February 14, 2009
The Honorable Shaun Donovan,
Secretary
U.S. Department of Housing and Urban Development
451 Seventh Street, S.W.
Washington, D.C. 20410
Dear Secretary Donovan:
Tuesday and Wednesday President Obama will travel to Denver and
Phoenix, where he will discuss solutions to the home foreclosure crisis
that faces 10,000 people every day. The causes of the crisis are many.
Notable among them were the abandonment of sound underwriting practices
by mortgage lenders, and their successful and ongoing efforts to thwart
transparency and better consumer understanding of the terms of
mortgages. Current estimates of the price tag for remedying these
misdeeds are in the range of $50 billion to $100 billion, and that
amount will probably turn out to be low.
Among the ongoing efforts to thwart transparency and better consumer
understanding of the terms of mortgages were the successful efforts by
mortgage lenders to water down proposed changes to RESPA rules.
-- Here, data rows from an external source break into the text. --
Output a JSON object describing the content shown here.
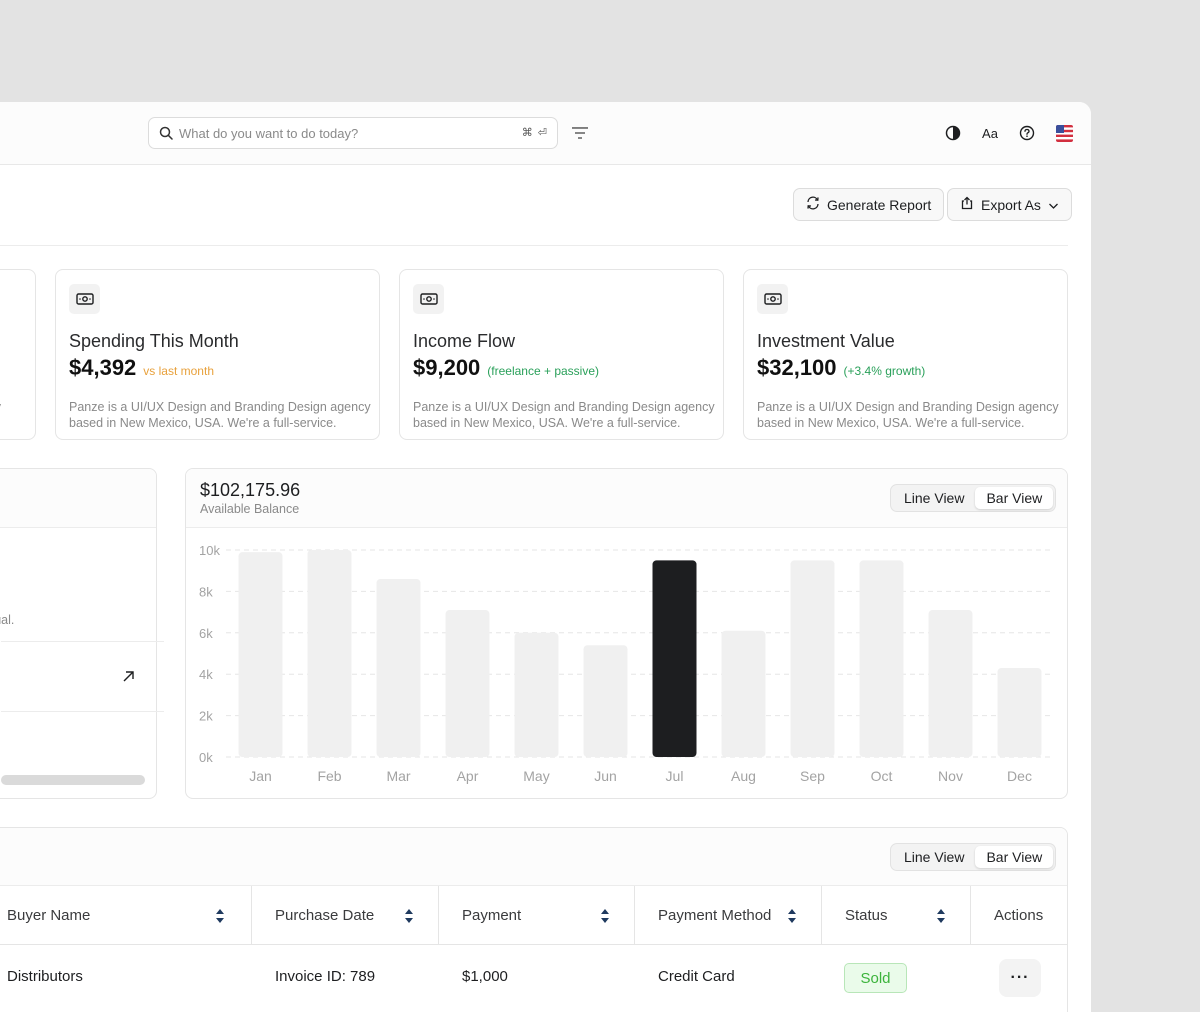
{
  "topbar": {
    "search_placeholder": "What do you want to do today?",
    "shortcut_cmd": "⌘",
    "shortcut_key": "⏎",
    "font_label": "Aa"
  },
  "actions": {
    "generate_report": "Generate Report",
    "export_as": "Export As"
  },
  "cards": [
    {
      "desc_partial": "ency"
    },
    {
      "title": "Spending This Month",
      "value": "$4,392",
      "note": "vs last month",
      "note_color": "#e8a13c",
      "desc": "Panze is a UI/UX Design and Branding Design agency based in New Mexico, USA. We're a full-service."
    },
    {
      "title": "Income Flow",
      "value": "$9,200",
      "note": "(freelance + passive)",
      "note_color": "#2aa05a",
      "desc": "Panze is a UI/UX Design and Branding Design agency based in New Mexico, USA. We're a full-service."
    },
    {
      "title": "Investment Value",
      "value": "$32,100",
      "note": "(+3.4% growth)",
      "note_color": "#2aa05a",
      "desc": "Panze is a UI/UX Design and Branding Design agency based in New Mexico, USA. We're a full-service."
    }
  ],
  "left_panel": {
    "text_partial": "usual."
  },
  "balance": {
    "amount": "$102,175.96",
    "label": "Available Balance"
  },
  "view_toggle": {
    "line": "Line View",
    "bar": "Bar View",
    "active": "bar"
  },
  "chart_data": {
    "type": "bar",
    "categories": [
      "Jan",
      "Feb",
      "Mar",
      "Apr",
      "May",
      "Jun",
      "Jul",
      "Aug",
      "Sep",
      "Oct",
      "Nov",
      "Dec"
    ],
    "values": [
      9900,
      10000,
      8600,
      7100,
      6000,
      5400,
      9500,
      6100,
      9500,
      9500,
      7100,
      4300
    ],
    "highlight": "Jul",
    "highlight_color": "#1d1e20",
    "bar_color": "#f0f0f0",
    "ylim": [
      0,
      10000
    ],
    "yticks": [
      "0k",
      "2k",
      "4k",
      "6k",
      "8k",
      "10k"
    ],
    "grid": true
  },
  "table": {
    "columns": [
      "Buyer Name",
      "Purchase Date",
      "Payment",
      "Payment Method",
      "Status",
      "Actions"
    ],
    "rows": [
      {
        "buyer": "Distributors",
        "purchase": "Invoice ID: 789",
        "payment": "$1,000",
        "method": "Credit Card",
        "status": "Sold"
      }
    ]
  }
}
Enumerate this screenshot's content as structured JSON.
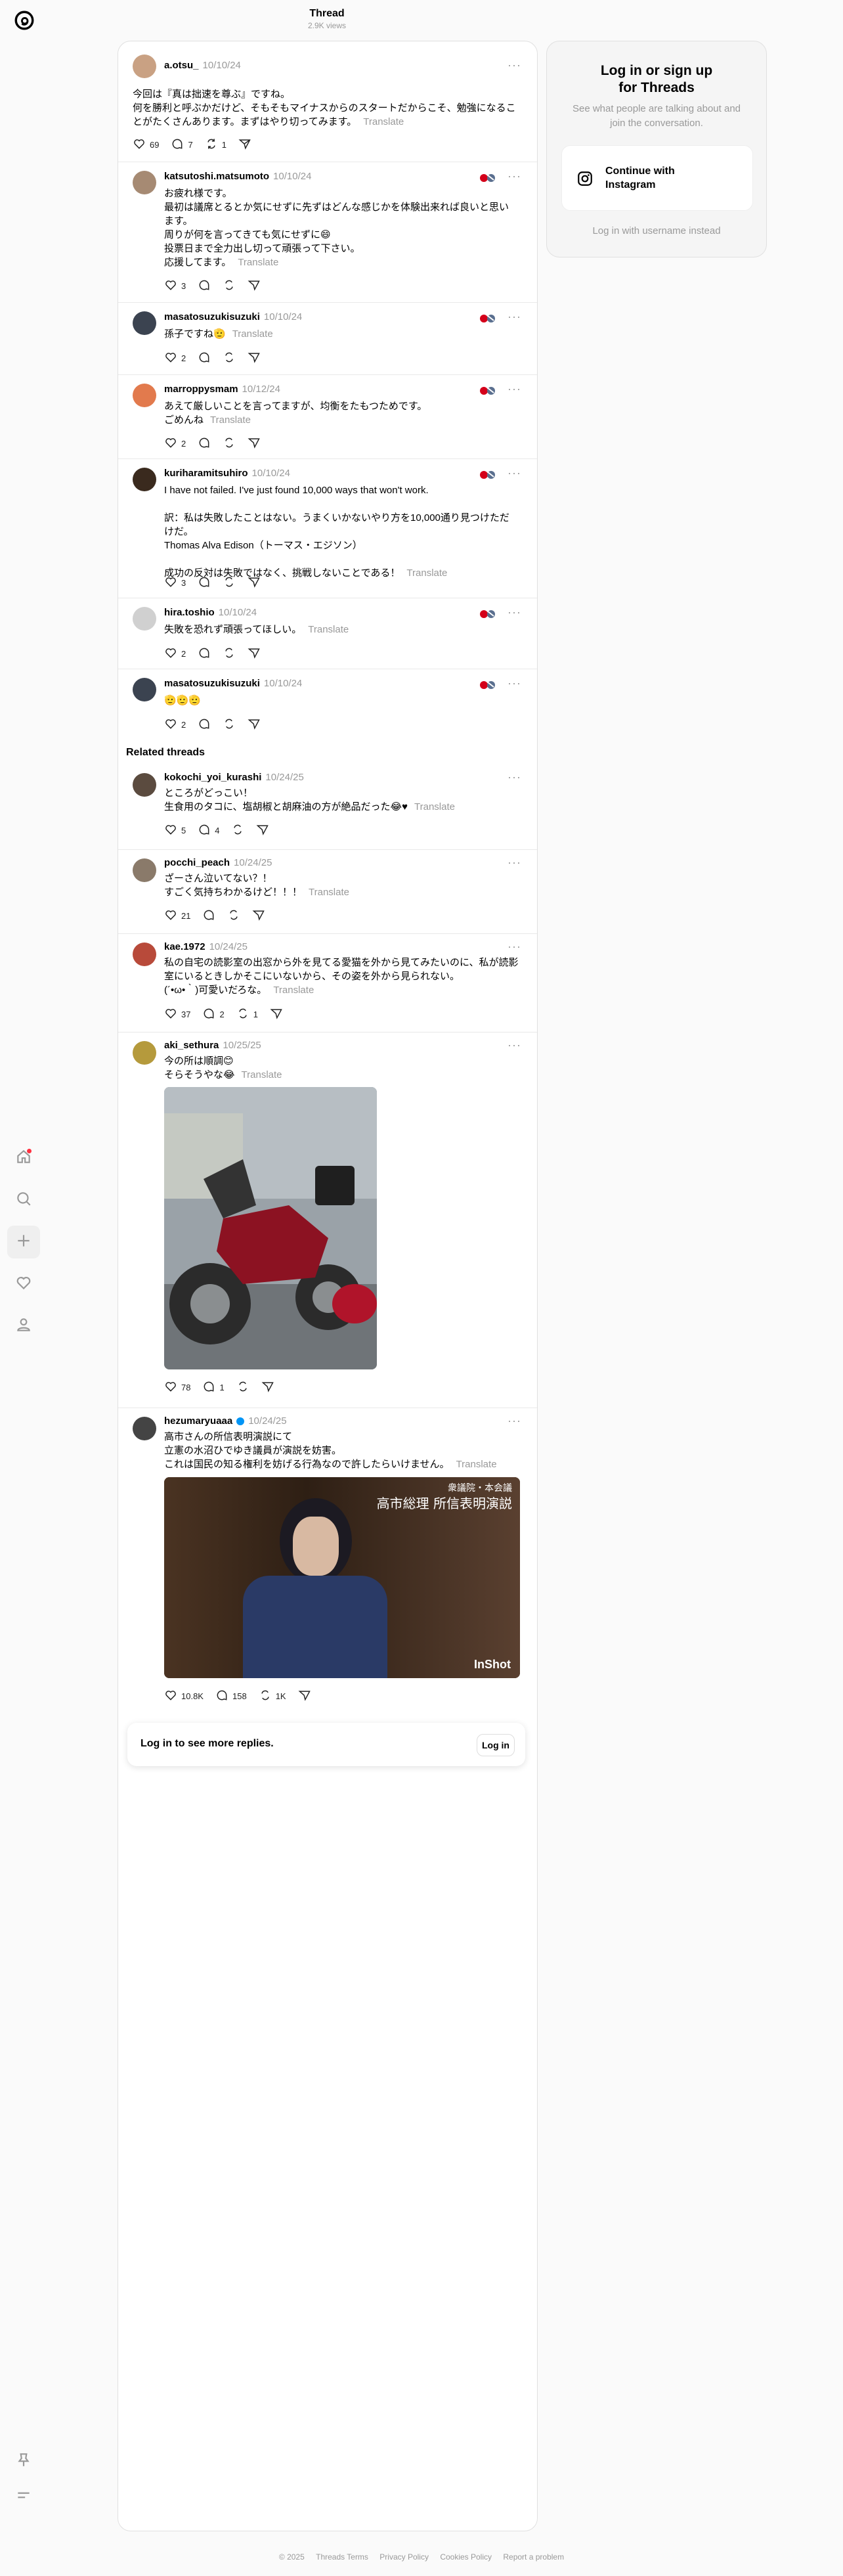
{
  "header": {
    "title": "Thread",
    "views": "2.9K views"
  },
  "nav": {
    "logo": "threads-logo-icon",
    "items": [
      "home-icon",
      "search-icon",
      "plus-icon",
      "heart-icon",
      "profile-icon"
    ],
    "bottom": [
      "pin-icon",
      "menu-icon"
    ]
  },
  "colors": {
    "accent": "#000000",
    "notification": "#ff3040",
    "muted": "#999999"
  },
  "main_post": {
    "user": "a.otsu_",
    "date": "10/10/24",
    "text": "今回は『真は拙速を尊ぶ』ですね。\n何を勝利と呼ぶかだけど、そもそもマイナスからのスタートだからこそ、勉強になるこ\nとがたくさんあります。まずはやり切ってみます。",
    "translate": "Translate",
    "likes": "69",
    "replies": "7",
    "reposts": "1"
  },
  "replies": [
    {
      "user": "katsutoshi.matsumoto",
      "date": "10/10/24",
      "text": "お疲れ様です。\n最初は議席とるとか気にせずに先ずはどんな感じかを体験出来れば良いと思い\nます。\n周りが何を言ってきても気にせずに😄\n投票日まで全力出し切って頑張って下さい。\n応援してます。",
      "translate": "Translate",
      "likes": "3"
    },
    {
      "user": "masatosuzukisuzuki",
      "date": "10/10/24",
      "text": "孫子ですね🫡",
      "translate": "Translate",
      "likes": "2"
    },
    {
      "user": "marroppysmam",
      "date": "10/12/24",
      "text": "あえて厳しいことを言ってますが、均衡をたもつためです。\nごめんね",
      "translate": "Translate",
      "likes": "2"
    },
    {
      "user": "kuriharamitsuhiro",
      "date": "10/10/24",
      "text": "I have not failed. I've just found 10,000 ways that won't work.\n\n訳：私は失敗したことはない。うまくいかないやり方を10,000通り見つけただ\nけだ。\nThomas Alva Edison（トーマス・エジソン）\n\n成功の反対は失敗ではなく、挑戦しないことである！",
      "translate": "Translate",
      "likes": "3"
    },
    {
      "user": "hira.toshio",
      "date": "10/10/24",
      "text": "失敗を恐れず頑張ってほしい。",
      "translate": "Translate",
      "likes": "2"
    },
    {
      "user": "masatosuzukisuzuki",
      "date": "10/10/24",
      "text": "🫡🫡🫡",
      "translate": "",
      "likes": "2"
    }
  ],
  "related_title": "Related threads",
  "related": [
    {
      "user": "kokochi_yoi_kurashi",
      "date": "10/24/25",
      "text": "ところがどっこい！\n生食用のタコに、塩胡椒と胡麻油の方が絶品だった😂♥",
      "translate": "Translate",
      "likes": "5",
      "replies": "4",
      "reposts": ""
    },
    {
      "user": "pocchi_peach",
      "date": "10/24/25",
      "text": "ざーさん泣いてない？！\nすごく気持ちわかるけど！！！",
      "translate": "Translate",
      "likes": "21",
      "replies": "",
      "reposts": ""
    },
    {
      "user": "kae.1972",
      "date": "10/24/25",
      "text": "私の自宅の読影室の出窓から外を見てる愛猫を外から見てみたいのに、私が読影\n室にいるときしかそこにいないから、その姿を外から見られない。\n(´•ω•｀)可愛いだろな。",
      "translate": "Translate",
      "likes": "37",
      "replies": "2",
      "reposts": "1"
    },
    {
      "user": "aki_sethura",
      "date": "10/25/25",
      "text": "今の所は順調😊\nそらそうやな😂",
      "translate": "Translate",
      "likes": "78",
      "replies": "1",
      "reposts": ""
    },
    {
      "user": "hezumaryuaaa",
      "date": "10/24/25",
      "text": "高市さんの所信表明演説にて\n立憲の水沼ひでゆき議員が演説を妨害。\nこれは国民の知る権利を妨げる行為なので許したらいけません。",
      "translate": "Translate",
      "likes": "10.8K",
      "replies": "158",
      "reposts": "1K",
      "video_caption": "衆議院・本会議",
      "video_title": "高市総理 所信表明演説",
      "video_watermark": "InShot"
    }
  ],
  "login_bar": {
    "message": "Log in to see more replies.",
    "button": "Log in"
  },
  "sidebar_card": {
    "title": "Log in or sign up\nfor Threads",
    "subtitle": "See what people are talking about and join the conversation.",
    "instagram_button": "Continue with\nInstagram",
    "username_link": "Log in with username instead"
  },
  "footer": [
    "© 2025",
    "Threads Terms",
    "Privacy Policy",
    "Cookies Policy",
    "Report a problem"
  ]
}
Consumer
groups like ours sought to strengthen those rules, but lender groups
succeeded in persuading the Bush Administration to water them down
further.
The result was the pending Real Estate Settlement Procedures Act (RESPA)
rule published by the Bush Administration on November 17, 2008. It
represents a modest improvement over the current rule, and is as far as
the Bush Administration was willing to bend in satisfying the requests
of its allies in the mortgage financing sector.
We understand that eight mortgage lending groups have requested that
this rule be withdrawn. They cite Rahm Emanuel’s memorandum requesting
the heads of executive departments and agencies review of new and
pending regulations. This memorandum permits agencies to consider
extending the effective date for regulations 60 days and reopening the
public comment period for 30 days.
We support such extensions in cases where the interest of consumers
would be hurt by the implementation of such regulations. This is not the
case with the proposed RESPA regulation. Such an extension would be a
victory for the companies that have caused the mortgage crisis, and
would send precisely the wrong message at a time when President Obama is
seeking to help homeowners who face foreclosure. Many of those
homeowners might have avoided their current challenges had the new RESPA
rule been in effect when they financed their home.
We support further reforms of RESPA. Our suggestions to your
predecessor in that regard are enclosed. Substantial additional reform
of RESPA rules will take time and will not be in any way precluded by
the implementation of the pending rule in the interim. We therefore
request, on behalf of the nation’s homeowners, that you allow the
proposed rule to be implemented, and that HUD then begin a new and
thorough review of RESPA rules leading to additional consumer
protections and strengthening of RESPA rules in the future.